Unfortunately for Marquese, he missed almost all of last season with a broken leg. After being traded to the Spurs and waived toward the end of the year, Chriss signed a non-guaranteed deal with the Blazers this off-season.
It may seem like an eternity, but it was under four years ago that J-Jack went toe-to-toe in a late-season clash with fellow rookie standout Jayson Tatum.
After ending that year on a tear (22.6 PPG, 5.8 RPG, 3.6 APG over his last 10 contests; voted All-Rookie Second Team), big things were expected of Josh for his sophomore campaign. Unfortunately, a turbulent personal offseason and bricky Summer League performance set the stage for a disappointing second year.
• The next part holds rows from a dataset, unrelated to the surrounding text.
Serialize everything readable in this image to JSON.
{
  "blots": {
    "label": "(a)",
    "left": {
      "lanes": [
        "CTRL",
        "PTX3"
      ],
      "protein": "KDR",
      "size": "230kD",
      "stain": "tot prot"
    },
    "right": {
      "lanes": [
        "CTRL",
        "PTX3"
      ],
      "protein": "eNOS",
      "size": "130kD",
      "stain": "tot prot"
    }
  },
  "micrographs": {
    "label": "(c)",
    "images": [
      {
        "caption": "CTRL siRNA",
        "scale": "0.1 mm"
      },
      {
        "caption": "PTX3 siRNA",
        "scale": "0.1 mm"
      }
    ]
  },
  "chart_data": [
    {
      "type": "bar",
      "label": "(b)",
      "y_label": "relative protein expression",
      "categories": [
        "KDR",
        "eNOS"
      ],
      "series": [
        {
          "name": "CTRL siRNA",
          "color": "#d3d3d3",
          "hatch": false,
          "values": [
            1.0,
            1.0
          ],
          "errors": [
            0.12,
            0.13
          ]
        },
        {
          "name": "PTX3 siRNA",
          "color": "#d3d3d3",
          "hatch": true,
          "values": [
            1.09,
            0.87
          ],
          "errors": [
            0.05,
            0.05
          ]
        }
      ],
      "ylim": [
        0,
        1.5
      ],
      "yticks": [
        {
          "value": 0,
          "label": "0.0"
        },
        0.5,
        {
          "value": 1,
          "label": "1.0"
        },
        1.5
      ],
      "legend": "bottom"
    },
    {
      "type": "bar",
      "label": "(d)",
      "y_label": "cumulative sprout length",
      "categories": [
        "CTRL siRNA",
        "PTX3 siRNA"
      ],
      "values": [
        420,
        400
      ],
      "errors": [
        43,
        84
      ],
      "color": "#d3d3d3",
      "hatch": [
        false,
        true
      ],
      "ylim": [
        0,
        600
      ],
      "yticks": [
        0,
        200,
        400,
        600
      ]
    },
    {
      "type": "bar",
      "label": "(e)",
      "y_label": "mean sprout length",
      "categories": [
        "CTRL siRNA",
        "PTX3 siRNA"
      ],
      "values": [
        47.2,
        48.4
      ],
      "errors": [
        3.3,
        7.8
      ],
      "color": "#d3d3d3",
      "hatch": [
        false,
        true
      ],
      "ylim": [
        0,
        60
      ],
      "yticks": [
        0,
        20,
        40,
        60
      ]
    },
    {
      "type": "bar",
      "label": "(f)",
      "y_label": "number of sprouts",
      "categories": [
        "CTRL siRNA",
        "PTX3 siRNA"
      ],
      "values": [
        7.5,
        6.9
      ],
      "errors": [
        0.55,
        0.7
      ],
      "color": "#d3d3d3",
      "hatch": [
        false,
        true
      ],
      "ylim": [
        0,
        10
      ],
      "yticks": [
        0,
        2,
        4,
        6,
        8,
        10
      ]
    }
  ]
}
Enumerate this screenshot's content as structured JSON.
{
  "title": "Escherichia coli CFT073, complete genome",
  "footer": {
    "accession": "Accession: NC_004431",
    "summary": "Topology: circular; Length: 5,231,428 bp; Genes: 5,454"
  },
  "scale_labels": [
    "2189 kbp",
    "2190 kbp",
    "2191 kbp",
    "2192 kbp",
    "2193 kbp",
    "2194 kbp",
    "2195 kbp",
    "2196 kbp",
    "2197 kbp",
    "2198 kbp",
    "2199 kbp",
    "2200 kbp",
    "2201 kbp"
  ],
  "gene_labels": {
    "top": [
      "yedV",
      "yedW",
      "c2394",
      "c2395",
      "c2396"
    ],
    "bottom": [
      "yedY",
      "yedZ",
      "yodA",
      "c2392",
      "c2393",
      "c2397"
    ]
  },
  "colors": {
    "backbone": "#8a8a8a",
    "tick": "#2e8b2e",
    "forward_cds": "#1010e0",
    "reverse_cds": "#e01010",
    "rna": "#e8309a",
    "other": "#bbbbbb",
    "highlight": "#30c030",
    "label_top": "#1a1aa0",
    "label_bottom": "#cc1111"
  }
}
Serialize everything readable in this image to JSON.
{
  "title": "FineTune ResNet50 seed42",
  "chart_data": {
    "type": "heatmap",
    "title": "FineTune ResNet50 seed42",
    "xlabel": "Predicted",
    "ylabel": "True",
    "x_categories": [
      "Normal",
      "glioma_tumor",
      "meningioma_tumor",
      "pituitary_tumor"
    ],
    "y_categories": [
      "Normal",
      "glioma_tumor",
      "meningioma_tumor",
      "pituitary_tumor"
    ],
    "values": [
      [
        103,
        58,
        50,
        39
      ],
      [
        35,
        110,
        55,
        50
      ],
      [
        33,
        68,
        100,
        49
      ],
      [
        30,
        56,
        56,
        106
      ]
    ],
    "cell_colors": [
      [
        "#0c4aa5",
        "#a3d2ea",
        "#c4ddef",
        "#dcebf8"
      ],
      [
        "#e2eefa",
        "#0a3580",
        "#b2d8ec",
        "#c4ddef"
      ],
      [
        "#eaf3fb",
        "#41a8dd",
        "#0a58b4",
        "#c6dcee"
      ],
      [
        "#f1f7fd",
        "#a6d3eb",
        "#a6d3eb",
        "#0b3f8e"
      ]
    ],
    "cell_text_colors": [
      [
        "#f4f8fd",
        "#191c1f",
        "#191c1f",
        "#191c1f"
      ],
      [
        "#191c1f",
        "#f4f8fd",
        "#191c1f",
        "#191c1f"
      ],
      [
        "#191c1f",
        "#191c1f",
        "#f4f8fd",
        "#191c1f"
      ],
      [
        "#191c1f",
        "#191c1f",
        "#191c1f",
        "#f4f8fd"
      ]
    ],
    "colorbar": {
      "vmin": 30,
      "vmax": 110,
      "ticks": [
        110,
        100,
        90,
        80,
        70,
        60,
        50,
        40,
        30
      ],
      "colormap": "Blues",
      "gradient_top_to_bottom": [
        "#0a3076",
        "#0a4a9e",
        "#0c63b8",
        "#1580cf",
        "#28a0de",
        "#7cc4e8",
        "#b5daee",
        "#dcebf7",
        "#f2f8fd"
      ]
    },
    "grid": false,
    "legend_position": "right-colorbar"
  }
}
Jackson’s season was marred with statistical regression (lower minutes, points, field-goal percentage, rebounds, and steals than his rookie year) and more off-court calamity.
Phoenix was so keen to move on from Jackson that they dumped him, De’Anthony Melton, and a pair of second-round picks to the Grizzlies for Kyle Korver (who never played for the team) and Jevon Carter during the 2019 off-season. Josh spent the majority of the 2019-20 season balling out with the Grizzlies G-League squad (20.4 PPG, 7.5 RPG, 4.3 APG, and 38% 3PT in 26 games) before a call-up to the parent team.
Jackson signed with his hometown Pistons last December following his lone season in Memphis. Although his shaky three-ball and penchant for turnovers remained present, Josh solidified a spot in Dwayne Casey’s rotation. He posted the highest scoring average of his career, including a 31-point outburst during an April shellacking of the Wizards. He enters this season back with the Pistons, looking to provide high-end wing depth.
In an alternate universe, maybe the supporting cast of Bender, Chriss, and Jackson helped the Suns to last year’s NBA Finals rather than Deandre Ayton, Mikal Bridges, and Cam Johnson. It is a testament to the talent and work ethic of that latter group, as well as James Jones and Monty Williams’ cultural renovation, that the Suns have come so far just a half-decade removed from utter dysfunction. Given the current talent on the roster, it looks like the franchise will not have the opportunity to make another lottery mishap for a long time.